Interestingly, this is not Jinhui’s first business encounter with Nisshin. Last year, Jinhui boosted its fleet size by adding Nisshin’s Hanton Trader II to its collection, after which it was renamed Jin Ping. And it seems that the new purchase is repeating a familiar rhythm. According to the online pricing platform VesselsValue, the recently acquired vessel is worth around $21.4m. The deal is expected to be sealed by November 10, 2023, at which point the vessel will be handed over, charter-free.
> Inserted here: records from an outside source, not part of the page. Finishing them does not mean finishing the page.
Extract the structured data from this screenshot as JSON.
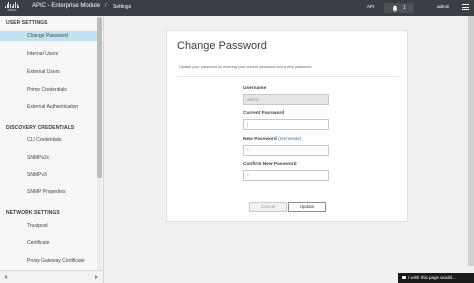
{
  "header": {
    "logo_text": "cisco",
    "app_title": "APIC - Enterprise Module",
    "breadcrumb_separator": "/",
    "breadcrumb": "Settings",
    "api_link": "API",
    "notification_count": "1",
    "user": "admin"
  },
  "sidebar": {
    "sections": [
      {
        "title": "USER SETTINGS",
        "items": [
          "Change Password",
          "Internal Users",
          "External Users",
          "Prime Credentials",
          "External Authentication"
        ]
      },
      {
        "title": "DISCOVERY CREDENTIALS",
        "items": [
          "CLI Credentials",
          "SNMPv2c",
          "SNMPv3",
          "SNMP Properties"
        ]
      },
      {
        "title": "NETWORK SETTINGS",
        "items": [
          "Trustpool",
          "Certificate",
          "Proxy Gateway Certificate"
        ]
      }
    ],
    "active_item": "Change Password"
  },
  "form": {
    "title": "Change Password",
    "subtitle": "Update your password by entering your current password and a new password.",
    "username_label": "Username",
    "username_value": "admin",
    "current_label": "Current Password",
    "current_value": "|",
    "new_label": "New Password",
    "generate_link": "(Generate)",
    "new_value": "*",
    "confirm_label": "Confirm New Password",
    "confirm_value": "*",
    "cancel_label": "Cancel",
    "update_label": "Update"
  },
  "feedback_label": "I wish this page would...",
  "colors": {
    "topbar": "#3b3f45",
    "active_item": "#bfe3f0",
    "link": "#1f7bb6"
  }
}
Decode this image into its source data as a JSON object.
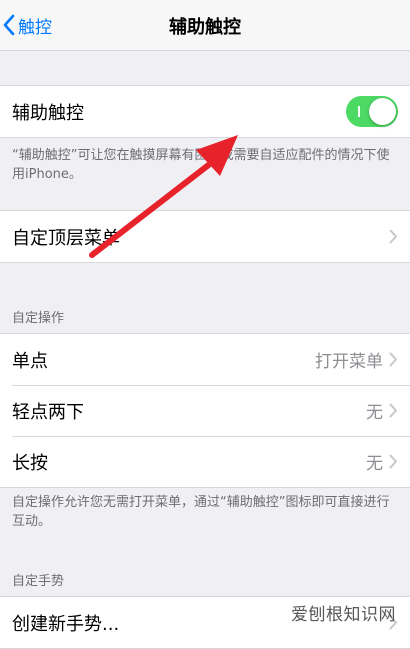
{
  "nav": {
    "back_label": "触控",
    "title": "辅助触控"
  },
  "assistive": {
    "label": "辅助触控",
    "toggle_on": true,
    "footnote": "“辅助触控”可让您在触摸屏幕有困难或需要自适应配件的情况下使用iPhone。"
  },
  "top_menu": {
    "label": "自定顶层菜单"
  },
  "custom_actions": {
    "header": "自定操作",
    "items": [
      {
        "label": "单点",
        "value": "打开菜单"
      },
      {
        "label": "轻点两下",
        "value": "无"
      },
      {
        "label": "长按",
        "value": "无"
      }
    ],
    "footnote": "自定操作允许您无需打开菜单，通过“辅助触控”图标即可直接进行互动。"
  },
  "custom_gestures": {
    "header": "自定手势",
    "items": [
      {
        "label": "创建新手势..."
      }
    ]
  },
  "watermark": "爱刨根知识网",
  "colors": {
    "accent": "#007aff",
    "toggle_on": "#4cd964",
    "annotation_arrow": "#e8222b",
    "background": "#efeff4"
  }
}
The Financing Strategy: Bank and Cash

Jinhui has a sound financial plan in place to complete the investment. The company plans to handle about 60% of the deal through bank financing. The remainder will be paid out from their cash reserves. Their strategy reinforces the company’s financial stability and readiness to expand their operations.

Streamlining the Fleet: Out with the Old, In with the New

In line with its latest acquisition, Jinhui strategically made space in its fleet by parting with their 2004-built supramax Jin Feng. The company conducted the transaction with Singapore’s ETL Shipping for around $8.1 million. Once both transactions are done, Jinhui will boast 24 bulkers in its enlarged fleet, showcasing a robust fleet restructuring strategy and unwavering commitment to continuous growth.